I have a cover for The Human Dress. I have about 4,000 changes left to review.
I have a cover for Under One Banner. The dedicant liked it. The copy-editor has it, and has been afflicted with mischief since they got it to such an extent that I could wish to send Halt to visit until said editor's surroundings and circumstances commenced to be better behaved.
The building I live in has been sold to a developer; I'll be moving sometime March. I have a place to go to, but it's sufficiently far away that the logistics present challenges. (One may not transport cats in rental cars, for example.) Work is being good about this. (It does not harm that I'm headed in a direction convenient to work's future plans.) This does nothing good for the book schedule, not least in terms of predictability.
So -- not dead. Still working on books. But packing has to come first.
12 February 2018
From: Graydon [address obscured]
To: firstname.lastname@example.org, Jody.Wilson-Raybould@parl.gc.ca
Subject: if fear excuses
If fear excuses -- if what I feel renders it acceptable to discharge a
firearm at a fellow-citizen -- then the next time a car cuts me off
while I'm cycling, I can do my best to shoot the driver.
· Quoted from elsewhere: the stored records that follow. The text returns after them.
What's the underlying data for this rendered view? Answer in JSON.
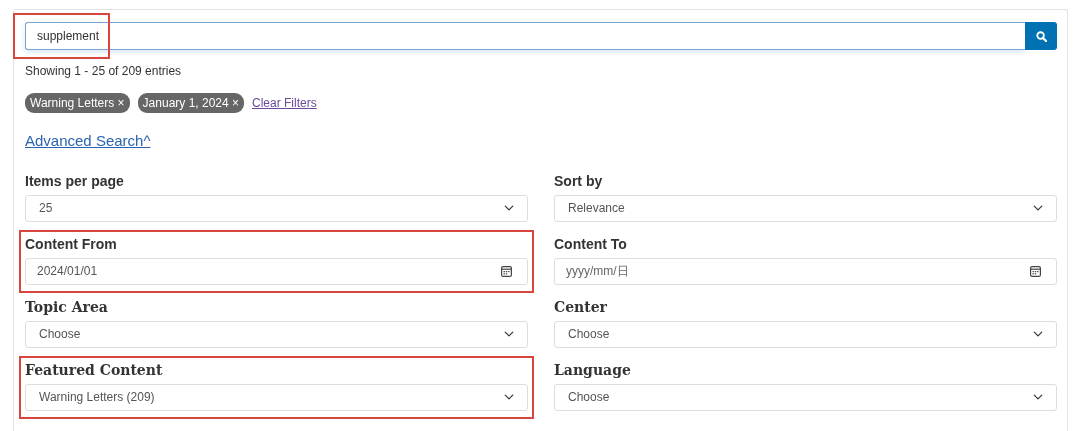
{
  "search": {
    "value": "supplement",
    "highlighted": true
  },
  "results_summary": "Showing 1 - 25 of 209 entries",
  "active_filters": [
    {
      "label": "Warning Letters ×"
    },
    {
      "label": "January 1, 2024 ×"
    }
  ],
  "clear_filters": "Clear Filters",
  "advanced_search": {
    "label": "Advanced Search^"
  },
  "options": [
    {
      "kind": "select",
      "label": "Items per page",
      "value": "25",
      "highlighted": false
    },
    {
      "kind": "select",
      "label": "Sort by",
      "value": "Relevance",
      "highlighted": false
    },
    {
      "kind": "date",
      "label": "Content From",
      "value": "2024/01/01",
      "highlighted": true
    },
    {
      "kind": "date",
      "label": "Content To",
      "placeholder": "yyyy/mm/日",
      "highlighted": false
    }
  ],
  "facets": [
    {
      "kind": "select",
      "label": "Topic Area",
      "value": "Choose",
      "highlighted": false
    },
    {
      "kind": "select",
      "label": "Center",
      "value": "Choose",
      "highlighted": false
    },
    {
      "kind": "select",
      "label": "Featured Content",
      "value": "Warning Letters (209)",
      "highlighted": true
    },
    {
      "kind": "select",
      "label": "Language",
      "value": "Choose",
      "highlighted": false
    }
  ]
}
I will have
been afraid; I will have been at immediate risk of death.
If fear excuses -- if what I feel renders it acceptable to discharge a
firearm at a fellow-citizen -- then it's completely right and proper to
find the people trying to fund tar sands projects and shoot them,
because they're participating in a project that's surpassingly,
terrifyingly likely to kill us all by breaking agriculture long before
the seas come up or the great plains of North America become a desert.
I am afraid; if the death risked is not immediate, it is soon, and
If fear excuses -- if I what I feel renders it acceptable to discharge a
firearm at a fellow-citizen -- then there is no peace, only panic.
You job and your oath require of you that you take the precedent of the
present result of the trial of Gerald Stanley and grind it into dust.
Leave aside, narrowly, that the jobs and oaths of your governments
require much of you that is not done with respect to the First Nations
peoples of Canada; leave aside, narrowly, that the present's ongoing
habits of genocide are a blight and a stain on anything that Canada
might hope to become.
Do the one narrow certain thing you must.